The study concluded:

• The oxygen isotope values and fluid inclusion data for GAB cement and vein carbonates indicate that deeper, hotter fluids mixed with shallower and fresher fluids during, or just prior to, carbonate precipitation in a number of cases.
• Most of the modelled fluid carbon isotope compositions are indicative of remobilised marine carbonate or mantle/ magmatic CO₂, whereas a subset of carbonate samples had very negative modelled carbon isotopes consistent with an organic carbon source.

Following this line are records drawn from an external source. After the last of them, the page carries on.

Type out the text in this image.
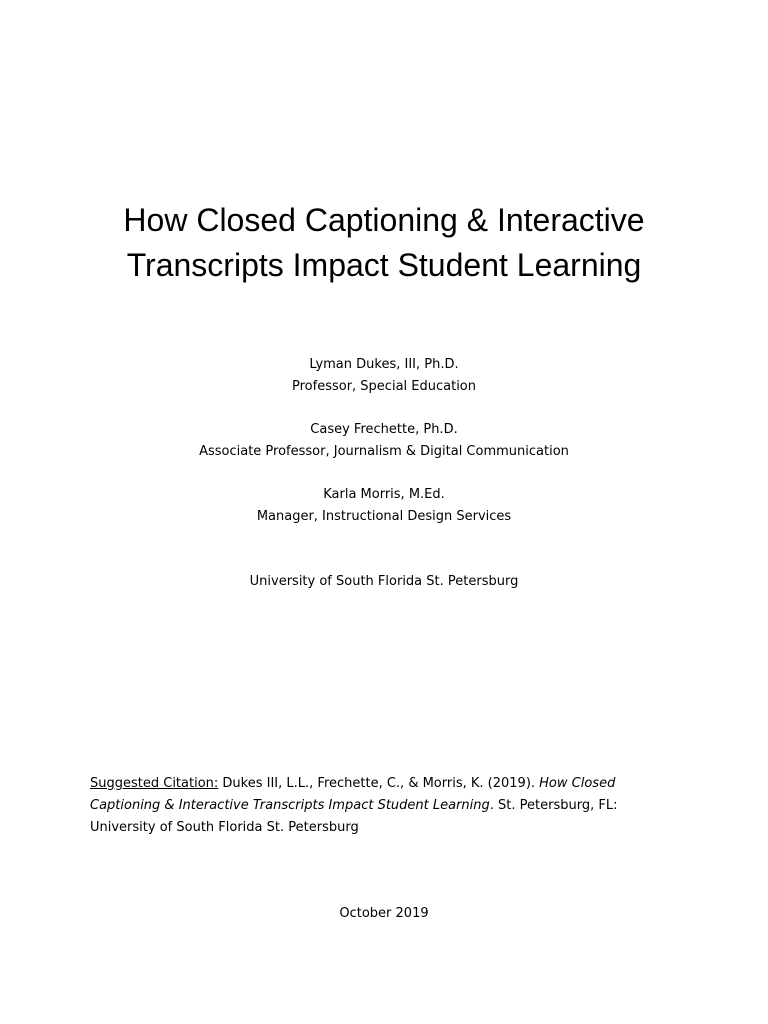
How Closed Captioning & Interactive
Transcripts Impact Student Learning
Lyman Dukes, III, Ph.D.
Professor, Special Education
Casey Frechette, Ph.D.
Associate Professor, Journalism & Digital Communication
Karla Morris, M.Ed.
Manager, Instructional Design Services
University of South Florida St. Petersburg

Suggested Citation: Dukes III, L.L., Frechette, C., & Morris, K. (2019). How Closed Captioning & Interactive Transcripts Impact Student Learning. St. Petersburg, FL: University of South Florida St. Petersburg

October 2019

• Fault-assisted fluid migration apparently played a major role in the carbonate authigenesis, and a subset of samples was associated with hydrocarbon migration.
• Elevated fluid inclusion temperatures ≥120°C, in samples from wells located within the Moonie-Goondiwindi and Leichardt-Burunga fault corridor in the eastern Surat, are anomalously high relative to what is known about the regional thermal history.
• Gaseous hydrocarbons found in fluid inclusions in the Eromanga Basin samples are sourced from the underlying Cooper Basin.
• The availability of cations for precipitation of dissolved CO₂ as carbonate minerals can be a rate limiting step in the process of CO₂ mineral trapping. Engineering injection, to take advantage of CO₂ migration paths (e.g. injecting below baffle units and down-dip from a structural closure), is one way to maximise carbonic acid dissolution of minerals encountered by the CO₂-water mixing front.
• Co-injecting CO₂ dissolved in brine or other waste water would increase the available cations for carbonate precipitation as would co-injecting a small quantity of SO₂ to form dilute sulphurous or sulphuric acid at specific depths, e.g. below baffle units.